On Boston College’s only touchdown of the fourth quarter, Dillon took a handoff inside SU’s 10 and didn’t see a hole. Instead, he plowed forward into a clump of one BC blocker and three SU defenders. From the 2-yard line, the 245-pound running back drove the four bodies, and himself, six feet into the end zone.

“There’s nothing schematically that you can do,” Ruff said. “It’s like a bar fight. You’ve just got line up in front of somebody and try to beat them. Do whatever you can do to slow AJ Dillon down.”

Syracuse would’ve been perfectly happy to let Boston College churn out long, running drives like it did on the first possession of the game: A 13-play, 71-yard drive ending in a field goal. BC steadily picked up chunks in the run game from the start, but the Eagles had to drive “the long way,” as linebacker Andrew Armstrong put it, to 10 first-quarter points. 

After the first quarter, and Boston College’s incessant run game had netted the Eagles 160 yards, they struck. Safety Evan Foster crashed to the line of scrimmage with the snap of the ball, seeing quarterback Dennis Grosel turn to give the ball off. As a result, he didn’t see Kobay White slip behind him — and the rest of the defense — for a walk-in 64-yard touchdown down the middle of the field on a play-action pass. SU’s safeties got fooled on another near identical look for a 50-yard score 7 minutes later in the quarter.

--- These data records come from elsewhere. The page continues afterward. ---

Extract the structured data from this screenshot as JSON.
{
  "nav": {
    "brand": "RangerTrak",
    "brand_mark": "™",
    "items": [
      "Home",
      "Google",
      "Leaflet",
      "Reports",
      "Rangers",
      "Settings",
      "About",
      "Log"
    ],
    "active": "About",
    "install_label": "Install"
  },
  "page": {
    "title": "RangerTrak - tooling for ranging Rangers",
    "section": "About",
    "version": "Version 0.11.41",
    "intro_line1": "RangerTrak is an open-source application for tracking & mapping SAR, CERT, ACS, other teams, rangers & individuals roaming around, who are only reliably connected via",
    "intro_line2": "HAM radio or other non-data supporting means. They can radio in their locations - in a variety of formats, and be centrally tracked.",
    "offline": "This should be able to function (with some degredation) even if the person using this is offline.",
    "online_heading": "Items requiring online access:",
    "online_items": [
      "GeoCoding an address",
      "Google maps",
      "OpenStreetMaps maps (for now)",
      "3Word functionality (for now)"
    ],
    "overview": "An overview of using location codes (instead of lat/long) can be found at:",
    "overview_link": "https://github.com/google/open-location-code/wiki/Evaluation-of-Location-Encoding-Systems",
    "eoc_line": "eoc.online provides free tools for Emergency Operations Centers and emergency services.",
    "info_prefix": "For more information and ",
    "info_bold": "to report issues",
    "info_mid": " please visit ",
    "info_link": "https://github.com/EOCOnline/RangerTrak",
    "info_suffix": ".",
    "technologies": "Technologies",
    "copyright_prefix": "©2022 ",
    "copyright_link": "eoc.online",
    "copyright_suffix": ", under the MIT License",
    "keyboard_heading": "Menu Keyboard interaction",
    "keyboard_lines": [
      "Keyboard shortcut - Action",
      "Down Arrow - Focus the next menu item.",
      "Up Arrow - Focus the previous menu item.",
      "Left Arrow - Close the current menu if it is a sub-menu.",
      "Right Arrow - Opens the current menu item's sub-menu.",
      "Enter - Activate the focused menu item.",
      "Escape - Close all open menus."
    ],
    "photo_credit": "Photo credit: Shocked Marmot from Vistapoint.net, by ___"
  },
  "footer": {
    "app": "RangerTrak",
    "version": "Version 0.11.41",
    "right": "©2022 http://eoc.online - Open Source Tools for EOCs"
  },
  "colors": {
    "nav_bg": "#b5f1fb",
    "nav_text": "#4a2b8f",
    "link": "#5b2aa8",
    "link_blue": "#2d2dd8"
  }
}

Those scores, sandwiching an SU field goal, put Boston College up, 24-20, and for good. 

“Anytime a team just continues to keep on running the ball, you get comfortable fitting up stuff,” Foster said. “Sometimes blow a coverage here or there, just gotta be on focus and keying on our man and continue to just do our jobs.”

As Boston College surged ahead, Syracuse’s defense crumpled. 

A three-and-out followed the second passing touchdown. BC got the ball back with around six minutes until halftime. The Orange stuffed Dillon on first down, but on second down he took a trap 51 yards for a touchdown. 

Another Syracuse three-and-out followed Dillon’s rushing touchdown. Boston College fielded the punt with four minutes left. Then, Dillon’s backup, David Bailey, went 74 yards untouched to make it 38-20. 

SU fumbled before it could go three-and-out following Bailey’s touchdown. With 2:38 until halftime, starting from the Syracuse 30, Boston College handed it to Dillon four-straight times. Two quarterback sneaks picked up a crucial first down and then, with 26 second left, Boston College ran play-action for a wide open touchdown. 

“What we really needed to do is limit the big plays,” Armstrong said. “First drive of the game we made them go a long way and they ran the ball almost every play, held them to three points. And that’s what we needed to do throughout the rest of the game.”

Syracuse’s defense knew exactly what was coming on Saturday and it still got run over.